Since you worked for Governor George Romney, what do you consider the main differences between George and his son, Mitt?

I have to say that I wasn’t all that impressed by George, but I really was impressed by Mitt. I think George was a great salesman. Salesman are necessary capitalist figures, and they are smooth and impressive and energetic, and George was all of those things. I think Mitt was smarter and more capable, and if things had turned a little different, he would be president today. It was closer than it looked.

Why do you think he ultimately lost the close race?

I really do think that Gov. Christie and Sandy had something to do with it. I mean this whole focus on Obama on the beach, all the images of him looking presidential. All the pollsters have their own theories, and it’s very hard to differentiate among them, and Gallup thinks there was a six-point turn in the last week and others say there wasn’t, so you can’t really know. But Gallup is an authority on the field, and they think it was Sandy and all the various atmosphere surrounding it.

It was close enough. I think he probably could have done better in the second and third debate. He imagined he had the momentum, and he began to play defense. That almost always is a mistake. I was in the Nixon campaign when he nearly lost to Humphrey. Humphrey was coming up like Gangbusters at the end. It’s generally believed that if the election had been held a week later, Humphrey would have been president. Obama was elected in just the right time. It was a matter of timing and phases, and I think that’s pretty much why he won.

Do conservatives and Republicans need to reevaluate what they believe in to sell it to the American people?

No. I just think that’s always wrong. You have to have a leader, and followers aren’t leaders. People who follow the polls earn the contempt of the public. You have to have content, and there’s no content on a campaign that’s trying to simulate the impressionistic shifts and turns of people’s views and the polls.

Who do you see becoming that leader?

I really do think Rubio is our guy. I really think that in all my time, I’m 73 now, I’ve seen a lot of politicians, and I think Rubio is as good as any of them or better. I actually would say that he’s better than anybody else I’ve seen. Reagan grew on me. I didn’t immediately recognize his appeal, and Reagan had a kind of strategic sense that was incredibly effective in retrospect. Rubio is immediately accessible. I think Ryan is excellent, but I don’t think he is quite as excellent of a politician as Rubio. I think it’s going to be Rubio, and I think he’ll win and be a great president. I think he can turn this country around. He’s a wonder-worker. He has amazing talent.
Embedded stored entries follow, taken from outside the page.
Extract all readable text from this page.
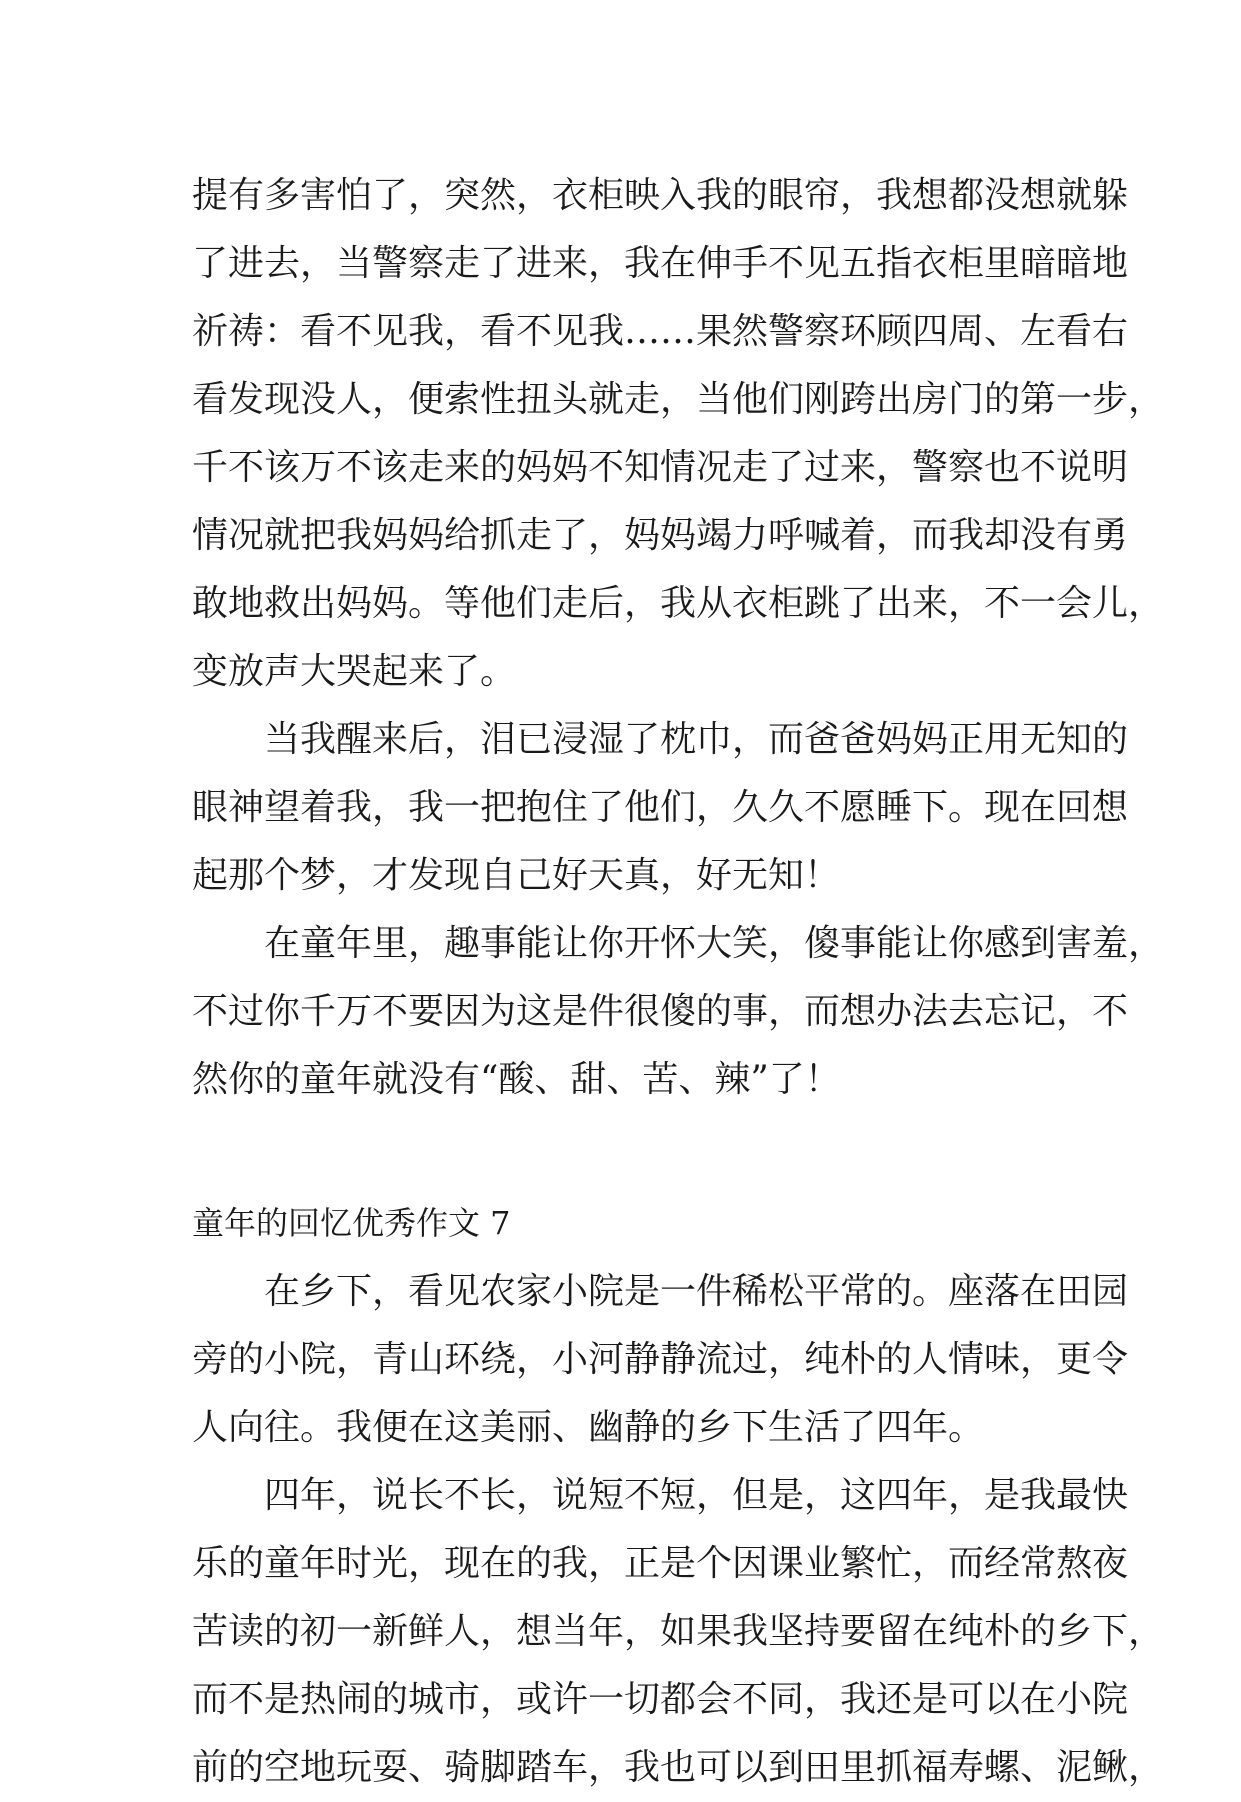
提有多害怕了，突然，衣柜映入我的眼帘，我想都没想就躲
了进去，当警察走了进来，我在伸手不见五指衣柜里暗暗地
祈祷：看不见我，看不见我……果然警察环顾四周、左看右
看发现没人，便索性扭头就走，当他们刚跨出房门的第一步，
千不该万不该走来的妈妈不知情况走了过来，警察也不说明
情况就把我妈妈给抓走了，妈妈竭力呼喊着，而我却没有勇
敢地救出妈妈。等他们走后，我从衣柜跳了出来，不一会儿，
变放声大哭起来了。
当我醒来后，泪已浸湿了枕巾，而爸爸妈妈正用无知的
眼神望着我，我一把抱住了他们，久久不愿睡下。现在回想
起那个梦，才发现自己好天真，好无知！
在童年里，趣事能让你开怀大笑，傻事能让你感到害羞，
不过你千万不要因为这是件很傻的事，而想办法去忘记，不
然你的童年就没有“酸、甜、苦、辣”了！
童年的回忆优秀作文 7
在乡下，看见农家小院是一件稀松平常的。座落在田园
旁的小院，青山环绕，小河静静流过，纯朴的人情味，更令
人向往。我便在这美丽、幽静的乡下生活了四年。
四年，说长不长，说短不短，但是，这四年，是我最快
乐的童年时光，现在的我，正是个因课业繁忙，而经常熬夜
苦读的初一新鲜人，想当年，如果我坚持要留在纯朴的乡下，
而不是热闹的城市，或许一切都会不同，我还是可以在小院
前的空地玩耍、骑脚踏车，我也可以到田里抓福寿螺、泥鳅，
What would you say to college students searching for a job? What should students who are passionate about these ideas consider or do?

This is may seem a strange recommendation, but my experience is that anybody who wants to succeed in the world of ideas has to understand accounting. If you don’t understand accounting, in every organization you’re in, you will have to petition the person with the money, and they will be able to give you absolutely conclusive reasons why your project can’t go ahead. Unless you can debate on the grounds on mathematical accounting, you’ll lose all of those exchanges. It’s a great mistake that liberal arts people say they can’t learn math. I said it myself, and I learned that was a mistake. In this world, it is so important to learn numbers.

George Bush’s presidency was discredited because Treasury Secretary Hank Paulson could run him over during a financial crisis. Bush didn’t have a clue, and that’s because he never really mastered accounting. He thought Paulson knew something magical, and it isn’t magical, it’s simple. It just takes work.